Certo quinto dia útil, após pagar seus funcionários e baixar
a porta comercial, o lusitano entornou bons e cheios cálices de vinho
até findá-lo e seguiu na aguardente de cana, embriagando-se lá
e cá. Completamente alto, uma ideia o embaralhou. Precisava dar
holofotes à esposa. Torná-la notável virou sua nova obsessão.
Foi para casa neste redemoinho, cogitando de tudo um pouco: desde comprar-lhe
espaço na mídia até torná-la escritora famosa comprando
texto dalguma fracassada. Nada feito. Dormiu pesado, entre sonhos e pesadelos.
Manhã bem cedo, Joaquim tomou um comprimido e disse a Manoela que decretara
feriado na data e iriam à praia de Copacabana, aproveitar um dia disfarçado
de domingo. Manoela desgostou a princípio, mas o marido suplicou e ela
então acatou.
Bobearam na areia durante horas e, depois de meia-dúzia de caipiras,
Joaquim revelou-lhe seu plano de estrelato. Ela envergonhou-se de súbito,
porém, a vida toda fora convencida pelo marido e estava velha demais
para começar a discordar dele.
Dançaram uma valsa com os pés n'água e lançaram-se
ao mar. Beijaram-se sem pudor, afagaram-se, pegaram jacaré, riram à
toa e foram se despindo, até não lhes sobrar roupa alguma. Grampearam-se
numa pegada de minutos - ventres, línguas, membros; e nus, deixaram o
mar e atracaram-se na areia, num coito próprio de adolescentes afoitos
- escandalizado pelo intumescimento atemporal e farmacêutico de Joaquim.

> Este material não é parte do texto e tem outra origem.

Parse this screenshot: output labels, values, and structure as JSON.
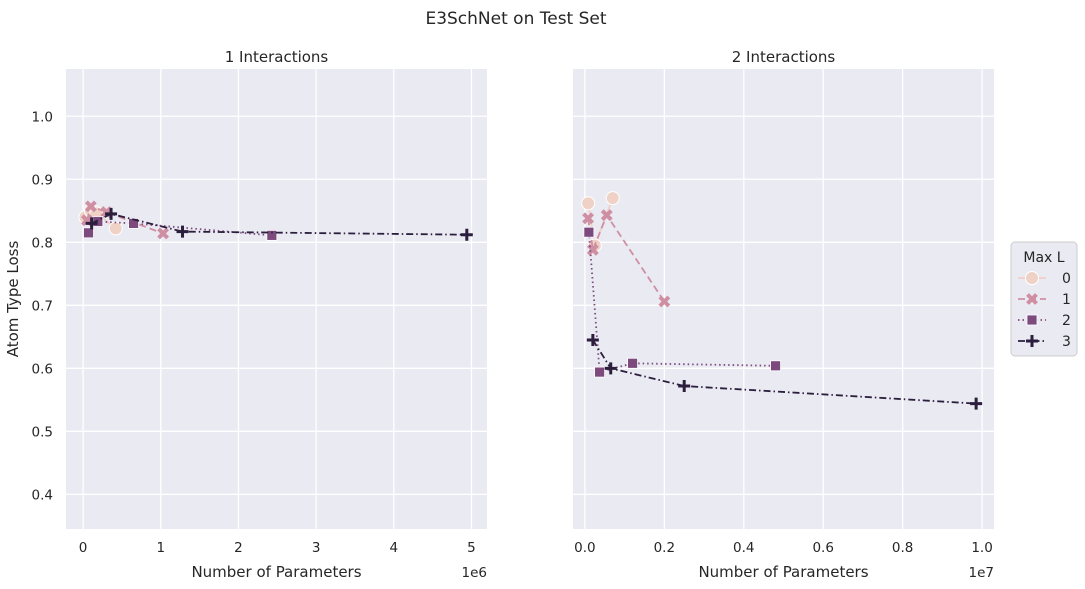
{
  "figure": {
    "title": "E3SchNet on Test Set"
  },
  "legend": {
    "title": "Max L",
    "placement": "right",
    "entries": [
      {
        "label": "0",
        "color": "#efd1c6",
        "marker": "circle",
        "dash": "solid"
      },
      {
        "label": "1",
        "color": "#cf8fa3",
        "marker": "x",
        "dash": "dashed"
      },
      {
        "label": "2",
        "color": "#7d4a7e",
        "marker": "square",
        "dash": "dotted"
      },
      {
        "label": "3",
        "color": "#2c1e3d",
        "marker": "plus",
        "dash": "dashdot"
      }
    ]
  },
  "chart_data": [
    {
      "type": "line",
      "title": "1 Interactions",
      "xlabel": "Number of Parameters",
      "ylabel": "Atom Type Loss",
      "x_offset_label": "1e6",
      "x_scale": 1000000,
      "xlim": [
        -0.22,
        5.2
      ],
      "ylim": [
        0.345,
        1.075
      ],
      "xticks": [
        0,
        1,
        2,
        3,
        4,
        5
      ],
      "yticks": [
        0.4,
        0.5,
        0.6,
        0.7,
        0.8,
        0.9,
        1.0
      ],
      "grid": true,
      "series": [
        {
          "name": "0",
          "points": [
            [
              0.03,
              0.84
            ],
            [
              0.1,
              0.85
            ],
            [
              0.17,
              0.846
            ],
            [
              0.42,
              0.822
            ]
          ]
        },
        {
          "name": "1",
          "points": [
            [
              0.05,
              0.835
            ],
            [
              0.1,
              0.857
            ],
            [
              0.3,
              0.848
            ],
            [
              1.03,
              0.814
            ]
          ]
        },
        {
          "name": "2",
          "points": [
            [
              0.07,
              0.815
            ],
            [
              0.19,
              0.833
            ],
            [
              0.65,
              0.83
            ],
            [
              2.43,
              0.811
            ]
          ]
        },
        {
          "name": "3",
          "points": [
            [
              0.11,
              0.83
            ],
            [
              0.36,
              0.845
            ],
            [
              1.28,
              0.817
            ],
            [
              4.94,
              0.812
            ]
          ]
        }
      ]
    },
    {
      "type": "line",
      "title": "2 Interactions",
      "xlabel": "Number of Parameters",
      "ylabel": "",
      "x_offset_label": "1e7",
      "x_scale": 10000000,
      "xlim": [
        -0.03,
        1.03
      ],
      "ylim": [
        0.345,
        1.075
      ],
      "xticks": [
        0.0,
        0.2,
        0.4,
        0.6,
        0.8,
        1.0
      ],
      "yticks": [
        0.4,
        0.5,
        0.6,
        0.7,
        0.8,
        0.9,
        1.0
      ],
      "grid": true,
      "series": [
        {
          "name": "0",
          "points": [
            [
              0.008,
              0.862
            ],
            [
              0.025,
              0.795
            ],
            [
              0.07,
              0.87
            ]
          ]
        },
        {
          "name": "1",
          "points": [
            [
              0.008,
              0.838
            ],
            [
              0.02,
              0.788
            ],
            [
              0.055,
              0.843
            ],
            [
              0.2,
              0.706
            ]
          ]
        },
        {
          "name": "2",
          "points": [
            [
              0.01,
              0.816
            ],
            [
              0.037,
              0.594
            ],
            [
              0.12,
              0.608
            ],
            [
              0.48,
              0.604
            ]
          ]
        },
        {
          "name": "3",
          "points": [
            [
              0.02,
              0.645
            ],
            [
              0.065,
              0.6
            ],
            [
              0.25,
              0.572
            ],
            [
              0.985,
              0.544
            ]
          ]
        }
      ]
    }
  ]
}
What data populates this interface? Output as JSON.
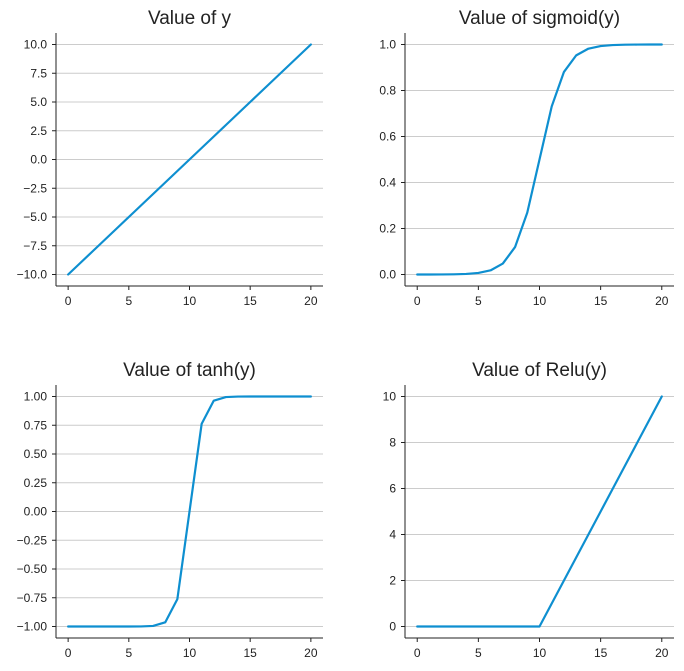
{
  "colors": {
    "line": "#0e8fd0",
    "grid": "#cccccc",
    "axis": "#222222"
  },
  "chart_data": [
    {
      "type": "line",
      "title": "Value of y",
      "x": [
        0,
        1,
        2,
        3,
        4,
        5,
        6,
        7,
        8,
        9,
        10,
        11,
        12,
        13,
        14,
        15,
        16,
        17,
        18,
        19,
        20
      ],
      "values": [
        -10,
        -9,
        -8,
        -7,
        -6,
        -5,
        -4,
        -3,
        -2,
        -1,
        0,
        1,
        2,
        3,
        4,
        5,
        6,
        7,
        8,
        9,
        10
      ],
      "xlim": [
        -1,
        21
      ],
      "ylim": [
        -11,
        11
      ],
      "xticks": [
        0,
        5,
        10,
        15,
        20
      ],
      "xtick_labels": [
        "0",
        "5",
        "10",
        "15",
        "20"
      ],
      "yticks": [
        -10,
        -7.5,
        -5,
        -2.5,
        0,
        2.5,
        5,
        7.5,
        10
      ],
      "ytick_labels": [
        "−10.0",
        "−7.5",
        "−5.0",
        "−2.5",
        "0.0",
        "2.5",
        "5.0",
        "7.5",
        "10.0"
      ],
      "grid": "horizontal"
    },
    {
      "type": "line",
      "title": "Value of sigmoid(y)",
      "x": [
        0,
        1,
        2,
        3,
        4,
        5,
        6,
        7,
        8,
        9,
        10,
        11,
        12,
        13,
        14,
        15,
        16,
        17,
        18,
        19,
        20
      ],
      "values": [
        5e-05,
        0.00012,
        0.00034,
        0.00091,
        0.00247,
        0.00669,
        0.01799,
        0.04743,
        0.1192,
        0.2689,
        0.5,
        0.7311,
        0.8808,
        0.9526,
        0.982,
        0.9933,
        0.9975,
        0.9991,
        0.9997,
        0.9999,
        0.99995
      ],
      "xlim": [
        -1,
        21
      ],
      "ylim": [
        -0.05,
        1.05
      ],
      "xticks": [
        0,
        5,
        10,
        15,
        20
      ],
      "xtick_labels": [
        "0",
        "5",
        "10",
        "15",
        "20"
      ],
      "yticks": [
        0,
        0.2,
        0.4,
        0.6,
        0.8,
        1.0
      ],
      "ytick_labels": [
        "0.0",
        "0.2",
        "0.4",
        "0.6",
        "0.8",
        "1.0"
      ],
      "grid": "horizontal"
    },
    {
      "type": "line",
      "title": "Value of tanh(y)",
      "x": [
        0,
        1,
        2,
        3,
        4,
        5,
        6,
        7,
        8,
        9,
        10,
        11,
        12,
        13,
        14,
        15,
        16,
        17,
        18,
        19,
        20
      ],
      "values": [
        -1,
        -1,
        -1,
        -1,
        -1,
        -0.9999,
        -0.9993,
        -0.9951,
        -0.964,
        -0.7616,
        0,
        0.7616,
        0.964,
        0.9951,
        0.9993,
        0.9999,
        1,
        1,
        1,
        1,
        1
      ],
      "xlim": [
        -1,
        21
      ],
      "ylim": [
        -1.1,
        1.1
      ],
      "xticks": [
        0,
        5,
        10,
        15,
        20
      ],
      "xtick_labels": [
        "0",
        "5",
        "10",
        "15",
        "20"
      ],
      "yticks": [
        -1,
        -0.75,
        -0.5,
        -0.25,
        0,
        0.25,
        0.5,
        0.75,
        1
      ],
      "ytick_labels": [
        "−1.00",
        "−0.75",
        "−0.50",
        "−0.25",
        "0.00",
        "0.25",
        "0.50",
        "0.75",
        "1.00"
      ],
      "grid": "horizontal"
    },
    {
      "type": "line",
      "title": "Value of Relu(y)",
      "x": [
        0,
        1,
        2,
        3,
        4,
        5,
        6,
        7,
        8,
        9,
        10,
        11,
        12,
        13,
        14,
        15,
        16,
        17,
        18,
        19,
        20
      ],
      "values": [
        0,
        0,
        0,
        0,
        0,
        0,
        0,
        0,
        0,
        0,
        0,
        1,
        2,
        3,
        4,
        5,
        6,
        7,
        8,
        9,
        10
      ],
      "xlim": [
        -1,
        21
      ],
      "ylim": [
        -0.5,
        10.5
      ],
      "xticks": [
        0,
        5,
        10,
        15,
        20
      ],
      "xtick_labels": [
        "0",
        "5",
        "10",
        "15",
        "20"
      ],
      "yticks": [
        0,
        2,
        4,
        6,
        8,
        10
      ],
      "ytick_labels": [
        "0",
        "2",
        "4",
        "6",
        "8",
        "10"
      ],
      "grid": "horizontal"
    }
  ]
}
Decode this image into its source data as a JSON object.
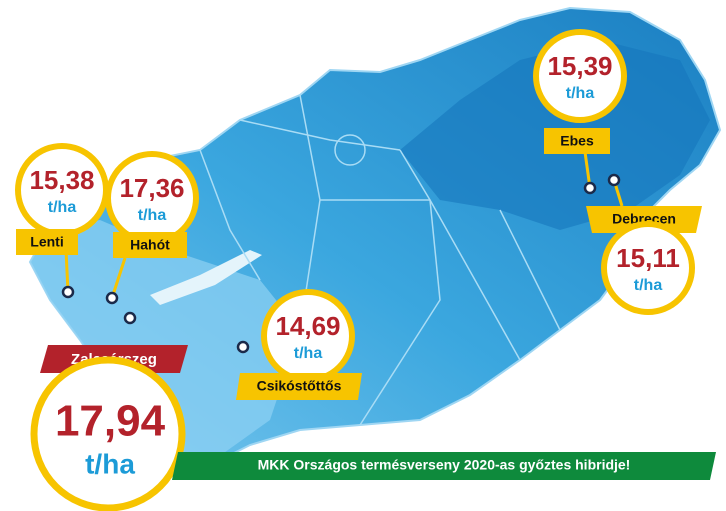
{
  "locations": [
    {
      "name": "Lenti",
      "yield": "15,38",
      "unit": "t/ha"
    },
    {
      "name": "Hahót",
      "yield": "17,36",
      "unit": "t/ha"
    },
    {
      "name": "Zalasárszeg",
      "yield": "17,94",
      "unit": "t/ha"
    },
    {
      "name": "Csikóstőttős",
      "yield": "14,69",
      "unit": "t/ha"
    },
    {
      "name": "Ebes",
      "yield": "15,39",
      "unit": "t/ha"
    },
    {
      "name": "Debrecen",
      "yield": "15,11",
      "unit": "t/ha"
    }
  ],
  "banner": "MKK Országos termésverseny 2020-as győztes hibridje!"
}
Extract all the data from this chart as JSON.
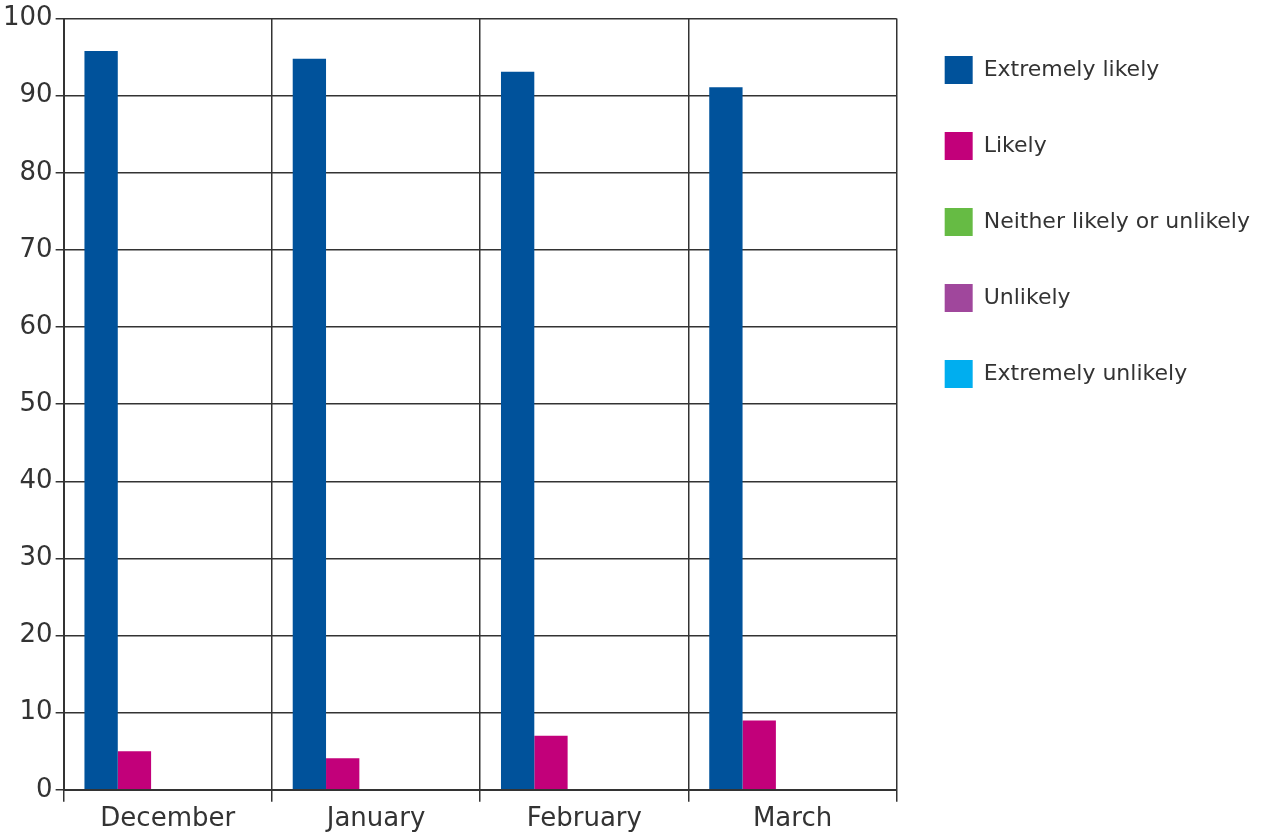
{
  "chart_data": {
    "type": "bar",
    "categories": [
      "December",
      "January",
      "February",
      "March"
    ],
    "series": [
      {
        "name": "Extremely likely",
        "color": "#00529b",
        "values": [
          95.8,
          94.8,
          93.1,
          91.1
        ]
      },
      {
        "name": "Likely",
        "color": "#c2007a",
        "values": [
          5,
          4.1,
          7,
          9
        ]
      },
      {
        "name": "Neither likely or unlikely",
        "color": "#66bb44",
        "values": [
          0,
          0,
          0,
          0
        ]
      },
      {
        "name": "Unlikely",
        "color": "#a0479c",
        "values": [
          0,
          0,
          0,
          0
        ]
      },
      {
        "name": "Extremely unlikely",
        "color": "#00aeef",
        "values": [
          0,
          0,
          0,
          0
        ]
      }
    ],
    "ylim": [
      0,
      100
    ],
    "yticks": [
      0,
      10,
      20,
      30,
      40,
      50,
      60,
      70,
      80,
      90,
      100
    ],
    "grid": true,
    "legend": "right"
  }
}
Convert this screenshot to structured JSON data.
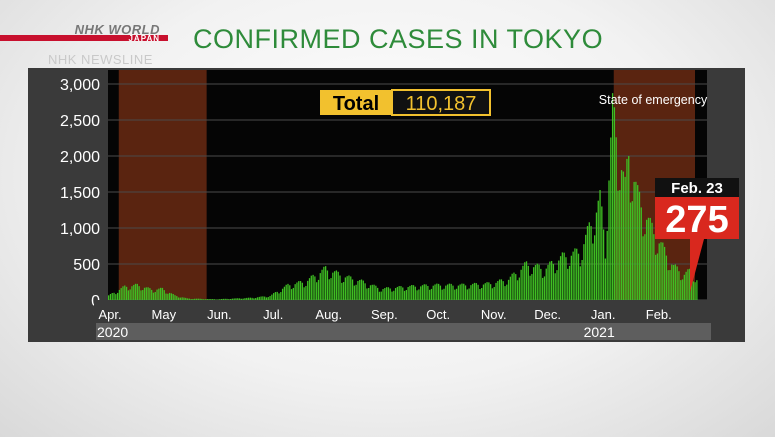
{
  "header": {
    "logo_text": "NHK WORLD",
    "logo_sub": "JAPAN",
    "program": "NHK NEWSLINE",
    "title": "CONFIRMED CASES IN TOKYO"
  },
  "total_label": "Total",
  "total_value": "110,187",
  "emergency_label": "State of emergency",
  "callout": {
    "date": "Feb. 23",
    "value": "275"
  },
  "years": [
    "2020",
    "2021"
  ],
  "colors": {
    "bars": "#3fbf23",
    "emergency": "#5a2410",
    "callout": "#d9281e",
    "total_box": "#f2c12e",
    "title": "#2e8b3a"
  },
  "chart_data": {
    "type": "bar",
    "ylim": [
      0,
      3000
    ],
    "yticks": [
      0,
      500,
      1000,
      1500,
      2000,
      2500,
      3000
    ],
    "ytick_labels": [
      "0",
      "500",
      "1,000",
      "1,500",
      "2,000",
      "2,500",
      "3,000"
    ],
    "month_labels": [
      "Apr.",
      "May",
      "Jun.",
      "Jul.",
      "Aug.",
      "Sep.",
      "Oct.",
      "Nov.",
      "Dec.",
      "Jan.",
      "Feb."
    ],
    "x_start": "2020-04-01",
    "x_end": "2021-02-28",
    "emergency_periods": [
      [
        "2020-04-07",
        "2020-05-25"
      ],
      [
        "2021-01-08",
        "2021-02-23"
      ]
    ],
    "anchors": [
      [
        "2020-04-01",
        60
      ],
      [
        "2020-04-10",
        180
      ],
      [
        "2020-04-17",
        200
      ],
      [
        "2020-04-25",
        140
      ],
      [
        "2020-05-01",
        150
      ],
      [
        "2020-05-08",
        60
      ],
      [
        "2020-05-15",
        20
      ],
      [
        "2020-05-31",
        10
      ],
      [
        "2020-06-20",
        30
      ],
      [
        "2020-06-30",
        55
      ],
      [
        "2020-07-10",
        200
      ],
      [
        "2020-07-20",
        250
      ],
      [
        "2020-07-31",
        420
      ],
      [
        "2020-08-10",
        320
      ],
      [
        "2020-08-20",
        250
      ],
      [
        "2020-08-31",
        150
      ],
      [
        "2020-09-15",
        180
      ],
      [
        "2020-09-30",
        200
      ],
      [
        "2020-10-15",
        200
      ],
      [
        "2020-10-31",
        220
      ],
      [
        "2020-11-10",
        280
      ],
      [
        "2020-11-20",
        480
      ],
      [
        "2020-11-30",
        420
      ],
      [
        "2020-12-10",
        580
      ],
      [
        "2020-12-20",
        650
      ],
      [
        "2020-12-31",
        1340
      ],
      [
        "2021-01-03",
        800
      ],
      [
        "2021-01-07",
        2520
      ],
      [
        "2021-01-09",
        2260
      ],
      [
        "2021-01-14",
        1500
      ],
      [
        "2021-01-16",
        2000
      ],
      [
        "2021-01-21",
        1400
      ],
      [
        "2021-01-28",
        1000
      ],
      [
        "2021-02-04",
        700
      ],
      [
        "2021-02-10",
        450
      ],
      [
        "2021-02-16",
        350
      ],
      [
        "2021-02-20",
        400
      ],
      [
        "2021-02-23",
        275
      ]
    ]
  }
}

Copacabana parou. Alguns riam, outros se escandalizavam. Aprovações
e reprovações. Palmas, urros, vivas, gargalhadas. A multidão
aglutinou-se para ver a trepada do casal. A seguir, veio a polícia, que
com o respeito devido aos anciãos, cobriu-os e removeu-os - de camburão
- à delegacia mais próxima. Ficharam o casal de primários
e liberaram-no, para uma vasta fatia da imprensa que o esperava à porta.
Entrevistas, participações especiais na TV, convites para revistas
e filmes pornográficos...
Atingiram enfim, toda a mídia, de modo inusitado e inovador. Com os cachês,
Manoela abriu e fechou sua companhia de dança, falida pelo zelo exacerbado
na criação dos filhos:
- Na escola da portuguesa profana? Nem pensar... - mães repetiam.
Joaquim viu dobrar o movimento da padaria, e perdeu a conta de quantas vezes
repetiu a história a outrem.
Quando, de abusado, o fato transformou-se em patético, recolheram seus
pertences e retornaram à cidade do Porto, para findar suas existências
e fincar-se - cada qual a seu tempo - acima do filho morto.